The objective of the present study is to expand the literature by evaluating differences in cognitive functioning in LLD with and without comorbid anxiety, across multiple domains. Based on previous work examining co-existing depression and anxiety we expected poorer performance in memory, processing speed, and confrontation naming among individuals with LLD and comorbid anxiety, compared to LLD only. Additionally, we expected poorer performance in the domains of learning, working memory, executive functioning, verbal fluency, and visuospatial functioning among individuals with LLD and comorbid anxiety given previous work documenting weaknesses in these domains in the context of anxiety alone. To highlight independent effects of anxiety in LLD our analyses covaried for depression severity and demographic characteristics.

Methods

Participants and procedures

Data on 228 older adults with major depressive disorder (MDD; ages 65–91) from two studies were pooled for the present study, including 127 individuals from a longitudinal observational study (mean age = 71.1, 66% female) and 101 who enrolled in a psychotherapy study (mean age = 71.4, 58% female). Origin study was included as a covariate in statistical models to account for different recruitment pools. Inclusion criteria across both data pools included unipolar MDD without psychotic features and a current depressive episode duration of≥6 weeks. Multidisciplinary consensus confirmed MDD diagnosis based on symptom ratings collected via the Structured Clinical Interview for the Diagnostic and Statistical Manual of Mental Disorder-IV and the Hamilton Depression Rating Scale (HDRS; observational study: ≥15 on the 17-item HDRS; psychotherapy study: ≥19 on the 24-item GRID-HDRS). Participants were excluded if they had concurrent primary Axis I disorders (except for Generalized Anxiety Disorder, social anxiety, and specific phobia), neurological disorders affecting the brain (e.g., epilepsy, Parkinson’s disease, traumatic brain injury, cortical stroke) or evidence of dementia (e.g., <25 on the Mini Mental Status Exam). Additional exclusion criteria for the psychotherapy study included use of antidepressants within the past 6 weeks, electroconvulsive therapy within the past 6 months, and use of cognition enhancing medications. The studies were approved the Institutional Review Boards of the University of California, San Francisco and University of Pittsburgh and were conducted in accordance with the Declaration of Helsinki for protection of Human Subjects. All participants provided written informed consent.

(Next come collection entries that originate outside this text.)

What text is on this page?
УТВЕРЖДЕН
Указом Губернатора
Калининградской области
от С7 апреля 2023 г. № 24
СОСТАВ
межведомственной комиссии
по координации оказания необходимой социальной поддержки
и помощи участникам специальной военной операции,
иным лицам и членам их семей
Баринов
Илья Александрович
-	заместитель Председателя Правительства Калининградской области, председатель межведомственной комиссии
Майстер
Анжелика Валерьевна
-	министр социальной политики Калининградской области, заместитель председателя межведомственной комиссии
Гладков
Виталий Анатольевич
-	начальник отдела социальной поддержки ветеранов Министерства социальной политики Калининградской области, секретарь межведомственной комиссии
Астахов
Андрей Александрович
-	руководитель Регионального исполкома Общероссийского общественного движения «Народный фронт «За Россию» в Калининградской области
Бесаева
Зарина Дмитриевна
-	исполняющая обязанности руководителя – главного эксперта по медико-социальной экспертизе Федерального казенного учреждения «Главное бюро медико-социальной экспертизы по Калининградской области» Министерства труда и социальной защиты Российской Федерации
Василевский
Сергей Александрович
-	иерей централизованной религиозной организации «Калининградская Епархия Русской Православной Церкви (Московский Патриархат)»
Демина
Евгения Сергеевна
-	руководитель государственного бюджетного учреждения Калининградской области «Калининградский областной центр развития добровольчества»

Across both original studies participants completed comprehensive cognitive testing and questionnaires measuring psychiatric symptoms and psychosocial functioning. For the present study, data were limited to baseline assessments across both studies. Participants were included only if baseline anxiety and depression severity scores and one or more measures of cognitive functioning were available (Table 2 captions list data missingness).

Measures

Anxiety. The Generalized Anxiety Disorder 7-item scale (GAD-7) measured anxiety severity over the past two weeks. Items are rated on a four-point scale indicating how often participants have experienced a particular anxiety symptom (0=“not at all,” to 3=“nearly every day”) with a maximum possible score of 21. Individuals with scores of at least 10, representing moderate or greater levels of anxiety severity (Spitzer et al., Reference Spitzer, Kroenke, Williams and Löwe2006), were classified as having LLD with comorbid anxiety (LLD + Anxiety). For the purpose of the present analyses, individuals endorsing minimal to mild anxiety severity levels (score 0–9) were classified as “LLD only.” The GAD-7 has been validated in older adults (Wild et al., Reference Wild, Eckl, Herzog, Niehoff, Lechner, Maatouk, Schellberg, Brenner, Müller and Löwe2014).

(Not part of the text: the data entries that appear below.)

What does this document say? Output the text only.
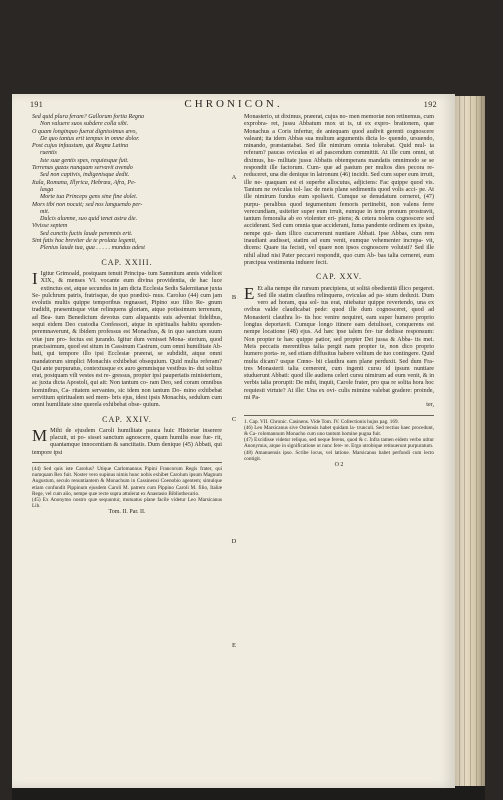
191	CHRONICON.	192

Sed quid plura feram? Gallorum fortia Regna

Non valuere suos subdere colla sibi.

O quam longinquo fuerat dignissimus ævo,

De quo tantus erit tempus in omne dolor.

Post cujus infaustum, qui Regna Latina

ruentis

Iste suæ gentis spes, requiesque fuit.

Terrenas gazas nunquam servavit avendo

Sed non captivis, indigenisque dedit.

Itala, Romana, Illyrica, Hebræa, Afra, Pe-

lasga

Morte tua Princeps gens sine fine dolet.

Mors tibi non nocuit; sed nos languendo per-

mit.

Dulcis alumne, suo quid tenet astra die.

Vivisse septem

Sed cunctis fuctis laude peremnis erit.

Sint fatis hoc breviter de te prolata legenti,

Plenius laude tua, qua . . . . . mundus adest

CAP. XXIII.

I Igitur Grimoald, postquam tenuit Principa- tum Samnitum annis videlicet XIX., & menses VI. vocante eum divina providentia, de hac luce extinctus est, atque secundus in jam dicta Ecclesia Sedis Salernitanæ juxta Se- pulchrum patris, fratrisque, de quo prædixi- mus. Caroluo (44) cum jam evolutis multis quippe temporibus regnasset, Pipino suo filio Re- gnum tradidit, præsentisque vitæ relinquens gloriam, atque potissimum terrenum, ad Bea- tum Benedictum devotus cum aliquantis suis adveniat fidelibus, sequi eidem Deo custodia Confessori, atque in spiritualis habitu sponden- peremnaverunt, & ibidem professus est Monachus, & in quo sanctum suum vitæ jure pro- fectus est jurando. Igitur dum venisset Mona- sterium, quod præcissimum, quod est situm in Cassinum Castrum, cum omni humilitate Ab- bati, qui tempore illo ipsi Ecclesiæ præerat, se subdidit, atque omni mandatorum simplici Monachis exhibebat obsequium. Quid multa referam? Qui ante purpuratus, contextusque ex auro gemmisque vestibus in- dui solitus erat, postquam vili vestes est re- gressus, propter ipsi paupertatis ministerium, ac juxta dicta Apostoli, qui ait: Non tantum co- ram Deo, sed coram omnibus hominibus, Ca- ritatem servantes, sic idem non tantum Do- mino exhibebat servitium spiritualem sed mem- bris ejus, idest ipsis Monachis, sedulum cum omni humilitate sine querela exhibebat obse- quium.

CAP. XXIV.

M Mihi de ejusdem Caroli humilitate pauca huic Historiæ inserere placuit, ut po- sisset sanctum agnoscere, quam humilis esse fue- rit, quantamque innocentiam & sanctitatis. Dum denique (45) Abbati, qui tempore ipsi

(44) Sed quis iste Carolus? Utique Carlomannus Pipini Francorum Regis frater, qui numquam Rex fuit. Noster vero supinus nimis hunc nobis exhibet Carolum ipsum Magnum Augustum, seculo renuntiantem & Monachum in Cassinensi Coenobio agentem; simulque etiam confundit Pippinum ejusdem Caroli M. patrem cum Pippino Caroli M. filio, Italiæ Rege, vel cum alio, nempe quæ recte supra attulerat ex Anastasio Bibliothecario.

(45) Ex Anonymo nostro quæ sequuntur, mutuatus plane facile videtur Leo Marsicanus Lib.

Tom. II. Par. II.

A
B
C
D
E

Monasterio, ut diximus, præerat, cujus no- men memoriæ non retinemus, cum exprobra- ret, jussu Abbatum mox ut is, ut ex expro- brationem, quæ Monachus a Coris infertur, de antequam quod audivit gerenti cognoscere valeant; ita idem Abbas sua multum argumentis dicta lo- quendo, ursuendo, minando, præstantabat. Sed ille nimirum omnia tolerabat. Quid mul- ta referam? paucas oviculas ei ad pascendum committit. At ille cum omni, ut diximus, hu- militate jussu Abbatis obtemperans mandatis omnimodo se se respondit ille factorum. Cum- que ad pastum per multos dies pecora re- reduceret, una die denique in latronum (46) incidit. Sed cum super eum irruit, ille ne- quaquam est ei superbe allocutus, adjiciens: Fac quippe quod vis. Tantum ne oviculas tol- las: de meis plane sedimentis quod volis acci- pe. At ille nimirum fundus eum spoliavit. Cumque se denudatum cerneret, (47) purpu- peralibus quod tegumentum femoris pertinebit, non valens ferre verecundiam, usiteiter super eum irruit, eumque in terra pronum prostravit, tantum femoralia ab eo violenter eri- piens; & cetera nolens cognoscere sed acciderant. Sed cum omnia quæ acciderant, fuma pandente ordinem ex ipsius, nempe qui- dam illico cucurrerunt nuntiare Abbati. Ipse Abbas, cum rem inaudiant audisset, statim ad eum venit, eumque vehementer increpa- vit, dicens: Quare ita fecisti, vel quare non ipsos cognoscere voluisti? Sed ille nihil aliud nisi Pater peccavi respondit, quo cum Ab- bas talia cerneret, eum præcipua vestimenta induere fecit.

CAP. XXV.

E Et alia nempe die rursum præcipiens, ut solitā obedientiā illico pergeret. Sed ille statim clauthra relinquens, oviculas ad pa- stum deduxit. Dum vero ad horam, qua sol- tus erat, nitebatur quippe revertendo, una ex ovibus valde claudicabat pede: quod ille dum cognosceret, quod ad Monasterii clauthra lo- tis hoc venire nequiret, eam super humero proprio longius deportavit. Cumque longo itinere eam detulisset, conquerens est nempe locatione (48) ejus. Ad hæc ipse talem fer- tur dedisse responsum: Non propter te hæc quippe patior, sed propter Dei jussa & Abba- tis mei. Meis peccatis merentibus talia pergit nam propter te, non dico proprio humero porta- re, sed etiam diffusitus habere velitum de tuo contingere. Quid multa dicam? usque Cœno- bii clauthra eam plane perduxit. Sed dum Fra- tres Monasterii talia cernerent, cum ingenti cursu id ipsum nuntiare studuerunt Abbati: quod ille audiens celeri cursu nimirum ad eum venit, & in verbis talia prorupit: De mihi, inquit, Carole frater, pro qua re solita hora hoc requiesti virtute? At ille: Una ex ovi- culis mimine valebat gradere: proinde, mi Pa-

ter,

1. Cap. VII. Chronic. Casinens. Vide Tom. IV. Collectionis hujus pag. 169.

(46) Leo Marsicanus sive Ostiensis habet quidam la- trunculi. Sed rectius haec procedunt, & Ca- rolomannum Monacho cum uno tantum homine pugna fuit.

(47) Excidisse videtur reliquo, sed neque ferens, quod & c. Infra tamen eidem verbo utitur Anonymus, atque in significatione ut nunc fere- re. Ergo utrobique retinuerunt purpuratum.

(48) Amanuensis ipso. Scribe locus, vel latione. Marsicanus habet perfundi cum lecto contigit.

O 2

Depression. Depression severity was measured via the 15-item Geriatric Depression Scale (GDS) which was used as a covariate across analyses. Mood over the past week is rated using a yes/no response format with a maximum score of 15.

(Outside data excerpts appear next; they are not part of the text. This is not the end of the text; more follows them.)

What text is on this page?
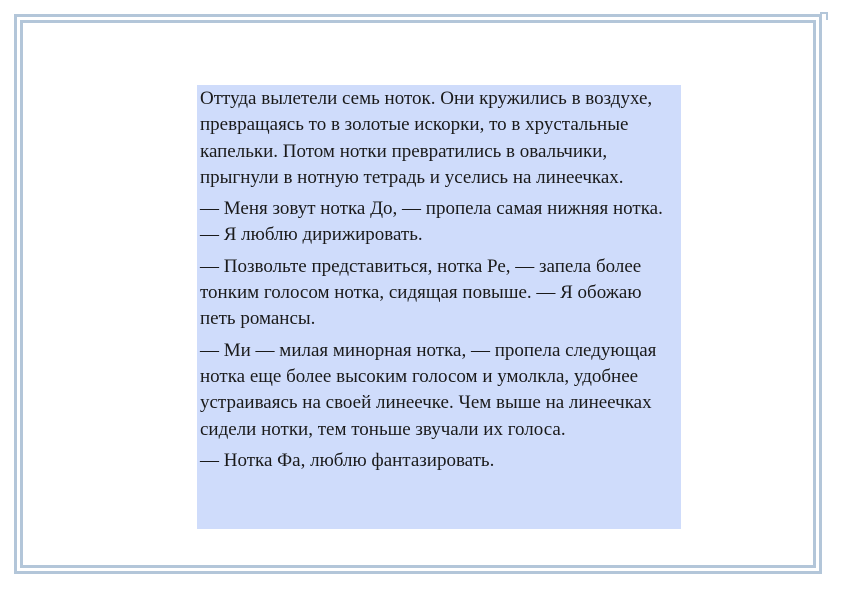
Оттуда вылетели семь ноток. Они кружились в воздухе, превращаясь то в золотые искорки, то в хрустальные капельки. Потом нотки превратились в овальчики, прыгнули в нотную тетрадь и уселись на линеечках.

— Меня зовут нотка До, — пропела самая нижняя нотка. — Я люблю дирижировать.

— Позвольте представиться, нотка Ре, — запела более тонким голосом нотка, сидящая повыше. — Я обожаю петь романсы.

— Ми — милая минорная нотка, — пропела следующая нотка еще более высоким голосом и умолкла, удобнее устраиваясь на своей линеечке. Чем выше на линеечках сидели нотки, тем тоньше звучали их голоса.

— Нотка Фа, люблю фантазировать.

Cognitive Functioning. Learning and memory were assessed via the Rey Auditory Verbal Learning Test (RAVLT) in which a 15-item word list is presented across five learning trials. Learning was measured using the Learning over Trials (LOT) metric; ([sum of trials1-5]–[5x trial1]), and memory was measured using total number of list words recalled after a 30-min delay. Language was assessed using an abbreviated 30-item version (i.e., odd-numbered items only) of the Boston Naming Test (BNT) and a test of semantic fluency (Animals). The BNT is a test of confrontation naming of visually presented stimuli with total number correct as the outcome variable, and semantic fluency is measured via the total number of correct category items (i.e., animals) generated in 60 s as the outcome variable. Processing speed was assessed via number of seconds to complete the Trail Making Test Part A (TMTA) and number of correct items in 120 s on the Wechsler Adult Intelligence Scale-III (WAIS-III) Digit Symbol subtest. Executive functioning was assessed using: the number of seconds to complete Trail Making Test Part B (TMTB), which measures rapid set-shifting, the total number of correct words generated across three letter cues (F, A, and S) within 60 s each on the Controlled Oral Word Association Test (COWAT), and the number of correct items on the Stroop Color Word Interference test (CWI), which evaluates interference inhibition of a prepotent response. Working memory was assessed using the WAIS-III Digit Span subtest which measures auditory verbal working memory with total correct as the outcome. Finally, visuospatial functioning was assessed via the Benton Judgement of Line Orientation (JOLO) Test with total number of correct items as the outcome.

Statistical analyses

Group comparisons (LLD only vs. LLD + Anxiety) for key demographic and clinical characteristics were calculated via independent samples t tests for continuous variables and chi-square tests for categorical variables. Group differences in cognitive test performance were evaluated via Ordinary Least Squares regression, with the cognitive variables as the outcome and anxiety group as the predictor of interest. All models included age, gender, years of education, depression severity, and origin study (observational vs. psychotherapy) as covariates. Distributions of regression residuals were examined. Residuals were not normally distributed and/or influential cases were identified in analyses examining TMTA, TMTB, BNT, and JOLO. Additional analyses were subsequently conducted using robust regression and log-transformed variables of TMTA and TMTB, and square-transformed variables of BNT and JOLO. All participants who completed a respective test were included in the associated statistical models and were otherwise excluded.

Results

Demographic and clinical characteristics

Table 1 lists the demographic and clinical characteristics of the full LLD sample, 41% of which had at least moderate levels of anxiety and were classified as LLD with comorbid anxiety (LLD + Anxiety). There were no LLD + Anxiety versus LLD-only group differences in age, gender, level of education, race, or ethnicity. Although the entire sample meets criteria for active major depression, there were individual differences in self-reported depression severity and the LLD + Anxiety group had greater depression severity (t = −3.11, p = 0.003). All analyses comparing group differences in cognition covaried for depression severity. Covariation of anxiety and depression severity was small in magnitude in this sample (r = 0.26).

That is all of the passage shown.